Springfield school district wins Open Meetings dispute
The Illinois Supreme Court has ruled that Springfield School District 186 did not violate the Open Meetings Act (OMA) in discussing a personnel matter in 2013, Illinois Leaks reported recently.
The ruling upholds a circuit court's decision to overturn the Illinois attorney general’s binding opinion on an alleged violation of Section 2(e) of the Open Meetings Act. An appellate court had also agreed with the decision.
In the case, Board of Education of Springfield School District No. 186 v. The Attorney General of the State of Illinois, Illinois Attorney General Lisa Madigan alleged that the school board violated the OMA when it discussed the separation agreement of then-superintendent Dr. Walter Milton Jr. in a closed session on Jan. 31, 2013.

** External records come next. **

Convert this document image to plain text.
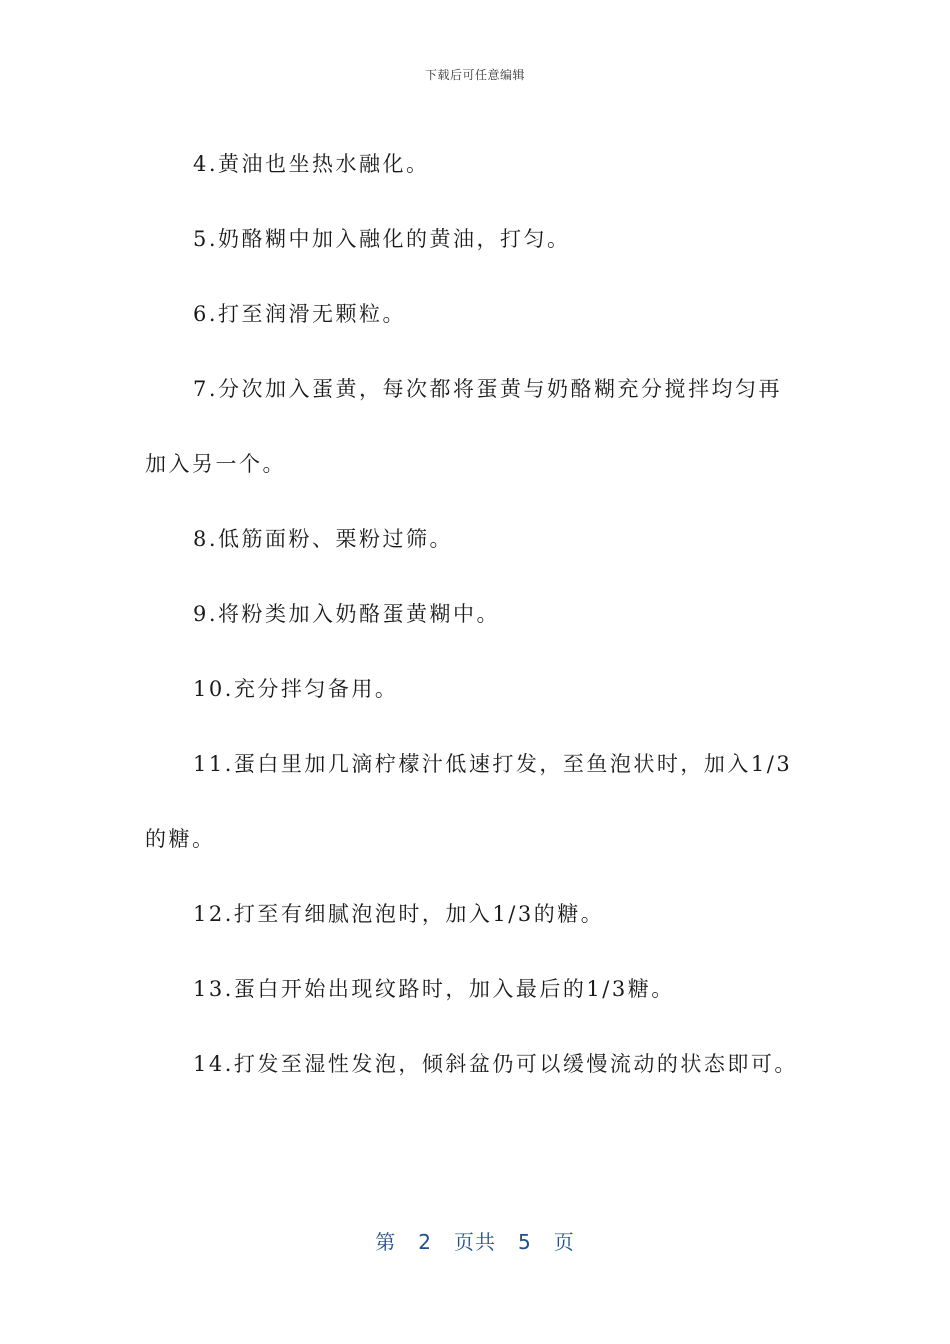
下载后可任意编辑

4.黄油也坐热水融化。

5.奶酪糊中加入融化的黄油，打匀。

6.打至润滑无颗粒。

7.分次加入蛋黄，每次都将蛋黄与奶酪糊充分搅拌均匀再

加入另一个。

8.低筋面粉、栗粉过筛。

9.将粉类加入奶酪蛋黄糊中。

10.充分拌匀备用。

11.蛋白里加几滴柠檬汁低速打发，至鱼泡状时，加入1/3

的糖。

12.打至有细腻泡泡时，加入1/3的糖。

13.蛋白开始出现纹路时，加入最后的1/3糖。

14.打发至湿性发泡，倾斜盆仍可以缓慢流动的状态即可。

第 2 页共 5 页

State Journal-Register reporter Molly Beck filed a request for review with the attorney general. Because six of the seven board members signed the agreement, the attorney general argued that they had violated the OMA by voting on the matter in the closed session.

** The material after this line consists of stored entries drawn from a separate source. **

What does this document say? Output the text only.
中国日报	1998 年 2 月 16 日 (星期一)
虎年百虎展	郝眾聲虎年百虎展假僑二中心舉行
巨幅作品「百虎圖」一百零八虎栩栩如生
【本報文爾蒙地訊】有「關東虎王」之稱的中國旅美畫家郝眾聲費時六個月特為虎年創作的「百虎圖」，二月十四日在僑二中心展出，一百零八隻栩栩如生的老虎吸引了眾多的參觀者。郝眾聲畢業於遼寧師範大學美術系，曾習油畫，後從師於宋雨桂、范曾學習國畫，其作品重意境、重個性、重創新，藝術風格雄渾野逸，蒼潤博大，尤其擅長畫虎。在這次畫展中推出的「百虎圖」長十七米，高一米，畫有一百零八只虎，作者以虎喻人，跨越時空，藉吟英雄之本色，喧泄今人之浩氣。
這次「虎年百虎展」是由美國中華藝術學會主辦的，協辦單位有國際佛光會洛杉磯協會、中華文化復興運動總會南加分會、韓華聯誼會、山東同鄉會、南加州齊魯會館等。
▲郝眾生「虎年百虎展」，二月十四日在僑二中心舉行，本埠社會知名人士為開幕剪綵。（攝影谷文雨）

The board posted the online agenda for a public meeting regarding the resolution on the separation agreement and release of Milton on March 1, 2013. The meeting was held on March 5. At the meeting, the board president read the agenda item and resolution before a discussion and final vote.
The court said the OMA does not bar a preliminary vote in a closed meeting and that, “Under the plain language of section 2(e) of the Open Meetings Act, the public vote is not merely a ratification of a final action taken earlier in a closed session; it is the final action. Without the public vote, no final action has occurred."